Vivemos nesta semana (13/5) o fato, noticiado pela imprensa, do desrespeito de alguns jovens estudantes durante a apresentação de uma peça teatral apresentada no teatro Pedro II o que fez com que o ator interrompesse a apresentação para fazer algumas considerações sobre o comportamento aversivo dos jovens. Ali ficou claro que não foi o comportamento predominante do grupo, mesmo porque ao término e no dia seguinte, vários estudantes se manifestaram colocando sua não concordância sobre o procedimento desrespeitoso. Foi ótimo como o assunto foi tratado, pois não ficou somente no comportamento aversivo, foi dado espaço e voz àqueles que sabem e querem se comportar de maneira adequada, pois infelizmente, na grande maioria das vezes se valoriza o arruaceiro sem se dar o devido valor aos de bom procedimento.

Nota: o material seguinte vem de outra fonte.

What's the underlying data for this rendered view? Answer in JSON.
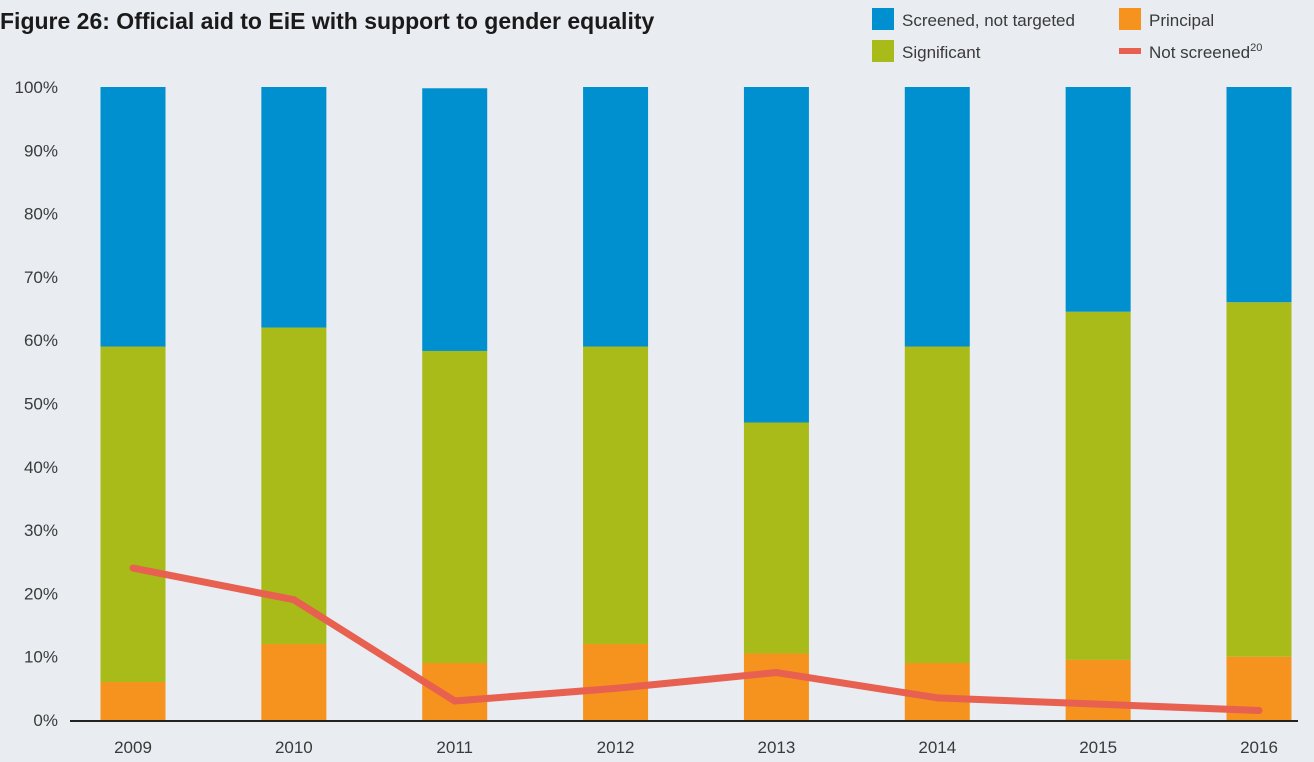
{
  "title": "Figure 26: Official aid to EiE with support to gender equality",
  "colors": {
    "screened_not_targeted": "#0090d0",
    "significant": "#a8bb18",
    "principal": "#f5931e",
    "not_screened": "#e8604f",
    "axis": "#222222",
    "background": "#e9ecf1"
  },
  "legend": [
    {
      "key": "screened_not_targeted",
      "label": "Screened, not targeted",
      "marker": "square"
    },
    {
      "key": "principal",
      "label": "Principal",
      "marker": "square"
    },
    {
      "key": "significant",
      "label": "Significant",
      "marker": "square"
    },
    {
      "key": "not_screened",
      "label": "Not screened",
      "superscript": "20",
      "marker": "line"
    }
  ],
  "chart_data": {
    "type": "bar",
    "stacked": true,
    "title": "Figure 26: Official aid to EiE with support to gender equality",
    "categories": [
      "2009",
      "2010",
      "2011",
      "2012",
      "2013",
      "2014",
      "2015",
      "2016"
    ],
    "y_ticks": [
      "0%",
      "10%",
      "20%",
      "30%",
      "40%",
      "50%",
      "60%",
      "70%",
      "80%",
      "90%",
      "100%"
    ],
    "ylim": [
      0,
      100
    ],
    "legend_position": "top-right",
    "grid": false,
    "series": [
      {
        "key": "principal",
        "name": "Principal",
        "type": "bar",
        "values": [
          6,
          12,
          9,
          12,
          10.5,
          9,
          9.5,
          10
        ]
      },
      {
        "key": "significant",
        "name": "Significant",
        "type": "bar",
        "values": [
          53,
          50,
          49.3,
          47,
          36.5,
          50,
          55,
          56
        ]
      },
      {
        "key": "screened_not_targeted",
        "name": "Screened, not targeted",
        "type": "bar",
        "values": [
          41,
          38,
          41.5,
          41,
          53,
          41,
          35.5,
          34
        ]
      },
      {
        "key": "not_screened",
        "name": "Not screened",
        "type": "line",
        "values": [
          24,
          19,
          3,
          5,
          7.5,
          3.5,
          2.5,
          1.5
        ]
      }
    ]
  }
}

Não vamos ignorar nem nos furtar de assistir àqueles que transgridem, mas também vamos valorizar com reconhecimento àqueles 80% que a professora mencionou, implementando suas ações e divulgando seus acertos para que não pareça que o mundo esta andando para trás, o que contraria a lei de Progresso.
Emmanuel1 referindo-se aos jovens afirma: “Ao mapa de orientação respeitável que trazem das Esferas Superiores, a transparecer-lhes do sentimento, na forma de entusiasmos e sonhos juvenis, misturam-se as deformações da realidade terrestre que neles espera a redenção do futuro”. Fica aqui claro que colocar sobre os ombros dos jovens absoluta responsabilidade pelo futuro é uma “deformação”, pois o futuro é construção de todos nós.
Dentro desta ótica há que se considerar que muitos dos comportamentos dos jovens não vem de sua indiferença, mas de excesso de expectativa que o adulto coloca sobre eles , nem sempre valorizando suas “pequenas” mas importantes realizações e como as ações calamitosas geralmente são muito mais impactantes que as pequenas ações de acerto, os 20% parecem avolumar-se e a tomar maior espaço nos nossos comentários e pensamentos que os 80%.
Oxalá pudéssemos todos, como a professora da afirmativa, ter uma visão mais otimista e esperançosa de nossos jovens, lembrando a assertiva de Emmanuel(1) “Recebamos os jovens de qualquer procedência por nossos próprios filhos, estimulando neles o amor ao trabalho e a iniciativa de educação.”
1 XAVIER, Francisco Cândido/Emmanuel. Religião dos Espíritos. Jovens - Rio de Janeiro: FEB, 1960.